Eis o mal necessário, mal-entendido que nos faz construir identificações que orientam nossas vidas. Submetemo-nos ao Outro na crença de que algum significante possa definir nosso ser, nos salvar daquilo que pulsa em nossos corpos e pensamentos sem cessar e apesar de nós mesmos.
Corremos o risco de atribuir ao Significante Mestre (S1) o poder ontológico que cegaria o sujeito em sua responsabilidade. Dizer “eu sou...”, seja lá o que for, é crer na identidade em si e negligenciar o real inapreensível pelo simbólico. Este significante, porém, carece dos efeitos de significação e submete-se ao S2 para que se faça laço, para que se faça uso de certa identificação social. O S1 é quem tem o poder. Ele fixa tanto a não identidade do sujeito consigo mesmo quanto suas identificações sociais. A debilidade embasada na fé ontológica negligencia a falta-a-ser que manteria a função de causar o sujeito em sua responsabilidade de sustentar o singular daquilo que o faz ex-sistir por seu sintoma.

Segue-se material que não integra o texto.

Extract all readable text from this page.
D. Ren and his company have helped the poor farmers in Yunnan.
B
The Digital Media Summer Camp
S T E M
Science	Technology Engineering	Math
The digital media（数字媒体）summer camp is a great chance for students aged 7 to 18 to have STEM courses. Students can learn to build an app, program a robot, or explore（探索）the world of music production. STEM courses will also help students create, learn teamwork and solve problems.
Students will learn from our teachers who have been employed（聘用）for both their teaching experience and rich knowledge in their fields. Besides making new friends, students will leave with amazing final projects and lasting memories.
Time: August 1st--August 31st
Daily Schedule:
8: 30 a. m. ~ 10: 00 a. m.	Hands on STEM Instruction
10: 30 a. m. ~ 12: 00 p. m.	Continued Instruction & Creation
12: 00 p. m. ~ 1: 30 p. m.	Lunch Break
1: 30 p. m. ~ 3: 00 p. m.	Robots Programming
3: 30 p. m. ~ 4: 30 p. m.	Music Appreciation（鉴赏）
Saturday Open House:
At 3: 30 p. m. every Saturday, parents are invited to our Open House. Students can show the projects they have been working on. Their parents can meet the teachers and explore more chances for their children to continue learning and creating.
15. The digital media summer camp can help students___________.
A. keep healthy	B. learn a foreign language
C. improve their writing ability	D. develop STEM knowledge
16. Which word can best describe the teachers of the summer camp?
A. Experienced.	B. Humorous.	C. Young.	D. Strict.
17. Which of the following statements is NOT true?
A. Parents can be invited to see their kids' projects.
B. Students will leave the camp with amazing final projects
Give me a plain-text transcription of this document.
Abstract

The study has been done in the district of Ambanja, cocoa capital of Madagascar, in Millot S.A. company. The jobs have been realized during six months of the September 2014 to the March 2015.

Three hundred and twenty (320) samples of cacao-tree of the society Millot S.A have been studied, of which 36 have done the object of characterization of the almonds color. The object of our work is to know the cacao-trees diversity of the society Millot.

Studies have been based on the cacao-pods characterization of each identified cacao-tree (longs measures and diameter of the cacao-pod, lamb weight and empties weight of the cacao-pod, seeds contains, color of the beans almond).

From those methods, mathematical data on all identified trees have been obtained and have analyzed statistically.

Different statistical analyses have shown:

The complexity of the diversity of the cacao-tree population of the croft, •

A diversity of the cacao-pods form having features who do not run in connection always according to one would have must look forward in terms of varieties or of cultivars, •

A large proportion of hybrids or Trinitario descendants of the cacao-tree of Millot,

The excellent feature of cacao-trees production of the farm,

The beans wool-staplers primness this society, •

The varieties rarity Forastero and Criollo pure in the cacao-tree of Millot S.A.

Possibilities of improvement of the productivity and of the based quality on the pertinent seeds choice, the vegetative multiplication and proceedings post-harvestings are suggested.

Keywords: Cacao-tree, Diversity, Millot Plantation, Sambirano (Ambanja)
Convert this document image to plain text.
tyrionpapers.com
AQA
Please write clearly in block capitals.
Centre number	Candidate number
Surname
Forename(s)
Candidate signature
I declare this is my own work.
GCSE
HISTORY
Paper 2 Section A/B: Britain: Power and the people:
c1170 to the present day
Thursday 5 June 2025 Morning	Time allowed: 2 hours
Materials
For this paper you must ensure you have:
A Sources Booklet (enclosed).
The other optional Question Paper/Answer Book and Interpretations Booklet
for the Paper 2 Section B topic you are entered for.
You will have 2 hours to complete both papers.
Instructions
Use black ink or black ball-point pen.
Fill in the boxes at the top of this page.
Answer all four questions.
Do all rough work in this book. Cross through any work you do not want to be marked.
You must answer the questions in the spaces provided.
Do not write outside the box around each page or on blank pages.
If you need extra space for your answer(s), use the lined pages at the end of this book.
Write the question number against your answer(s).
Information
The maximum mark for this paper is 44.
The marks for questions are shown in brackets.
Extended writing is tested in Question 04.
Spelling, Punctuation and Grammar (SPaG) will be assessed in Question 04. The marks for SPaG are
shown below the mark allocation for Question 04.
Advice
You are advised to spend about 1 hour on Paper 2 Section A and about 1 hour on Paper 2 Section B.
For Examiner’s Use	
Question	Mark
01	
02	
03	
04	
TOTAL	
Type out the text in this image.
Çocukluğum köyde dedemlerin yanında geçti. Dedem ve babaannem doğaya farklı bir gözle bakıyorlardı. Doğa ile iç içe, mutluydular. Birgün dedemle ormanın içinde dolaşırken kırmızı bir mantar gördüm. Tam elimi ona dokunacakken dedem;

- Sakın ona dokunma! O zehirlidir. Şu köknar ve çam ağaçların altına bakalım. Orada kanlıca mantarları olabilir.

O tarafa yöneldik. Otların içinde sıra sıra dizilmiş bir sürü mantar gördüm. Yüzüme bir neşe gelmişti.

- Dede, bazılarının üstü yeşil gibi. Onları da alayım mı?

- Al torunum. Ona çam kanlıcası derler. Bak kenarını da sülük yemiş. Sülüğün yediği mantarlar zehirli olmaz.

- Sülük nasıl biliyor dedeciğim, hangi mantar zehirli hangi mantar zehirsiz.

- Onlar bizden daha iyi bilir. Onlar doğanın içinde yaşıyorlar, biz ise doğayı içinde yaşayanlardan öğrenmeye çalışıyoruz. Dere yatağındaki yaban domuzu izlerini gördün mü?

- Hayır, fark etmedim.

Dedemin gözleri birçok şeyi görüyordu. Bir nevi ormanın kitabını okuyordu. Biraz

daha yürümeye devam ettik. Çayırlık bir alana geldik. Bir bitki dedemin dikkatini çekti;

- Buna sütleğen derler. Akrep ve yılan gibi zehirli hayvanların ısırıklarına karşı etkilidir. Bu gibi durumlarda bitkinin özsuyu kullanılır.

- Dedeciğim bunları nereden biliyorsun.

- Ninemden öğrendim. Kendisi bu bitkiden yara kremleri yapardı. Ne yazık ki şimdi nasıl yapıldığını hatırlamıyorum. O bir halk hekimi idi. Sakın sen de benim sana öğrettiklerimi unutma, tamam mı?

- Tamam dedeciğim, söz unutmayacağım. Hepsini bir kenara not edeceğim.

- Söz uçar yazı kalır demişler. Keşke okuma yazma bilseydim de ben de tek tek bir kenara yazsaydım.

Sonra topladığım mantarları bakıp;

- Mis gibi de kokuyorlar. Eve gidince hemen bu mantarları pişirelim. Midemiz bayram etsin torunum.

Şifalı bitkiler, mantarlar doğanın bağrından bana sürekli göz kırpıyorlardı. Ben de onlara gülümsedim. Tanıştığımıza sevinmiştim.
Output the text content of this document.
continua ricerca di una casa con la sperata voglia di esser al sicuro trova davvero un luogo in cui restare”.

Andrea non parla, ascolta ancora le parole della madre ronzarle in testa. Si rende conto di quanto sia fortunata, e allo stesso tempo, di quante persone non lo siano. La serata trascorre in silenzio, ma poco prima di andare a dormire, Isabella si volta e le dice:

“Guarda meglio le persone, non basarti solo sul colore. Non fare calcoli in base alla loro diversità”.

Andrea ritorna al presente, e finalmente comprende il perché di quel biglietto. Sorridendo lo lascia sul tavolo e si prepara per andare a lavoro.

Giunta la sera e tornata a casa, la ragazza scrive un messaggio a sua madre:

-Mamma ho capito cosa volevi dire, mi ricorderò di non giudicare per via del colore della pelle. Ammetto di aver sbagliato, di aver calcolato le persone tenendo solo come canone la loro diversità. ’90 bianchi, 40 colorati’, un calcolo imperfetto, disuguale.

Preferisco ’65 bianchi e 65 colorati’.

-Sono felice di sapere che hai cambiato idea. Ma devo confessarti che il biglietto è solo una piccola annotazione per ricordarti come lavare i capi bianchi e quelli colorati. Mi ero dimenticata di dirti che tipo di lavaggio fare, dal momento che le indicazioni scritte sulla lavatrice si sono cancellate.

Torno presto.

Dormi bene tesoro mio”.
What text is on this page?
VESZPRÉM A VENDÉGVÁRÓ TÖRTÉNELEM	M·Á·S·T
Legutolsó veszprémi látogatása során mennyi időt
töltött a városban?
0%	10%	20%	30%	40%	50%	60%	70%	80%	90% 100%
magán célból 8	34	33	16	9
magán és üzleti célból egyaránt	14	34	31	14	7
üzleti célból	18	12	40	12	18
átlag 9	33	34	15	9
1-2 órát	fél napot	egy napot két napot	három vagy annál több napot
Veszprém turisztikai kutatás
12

No contexto político, por exemplo, tem sido cada vez mais difícil para a população brasileira contar com os recursos simbólicos face ao mal-estar e a diferença radical. Boa parte dos cidadãos têm suportado cada vez menos a diferença que encontram através de suas relações. É o que tem demonstrado a realidade clínica e social do meu cotidiano pelas apaixonadas manifestações violentas e reivindicações salvacionistas.
Submeter-se ao Outro da linguagem implica em se haver com o furo em torno do qual ela gira, com o impossível da identidade em si. O que constitui o sujeito na dialética entre alienação e separação, isolando o que lhe causa desejo e o inscreve com sua diferença nas relações. Isto é distinto de viver tal submissão pela vertente ontológica do poder, esta que se propaga em nossos dias, travestida pelo discurso técno-científico-religioso ou pelo enunciado do bem. É assim que as entidades pretendem assumir cargos públicos de poder, não por acaso, em tempos de descredibilidade da versão tradicional do Nome-do-Pai.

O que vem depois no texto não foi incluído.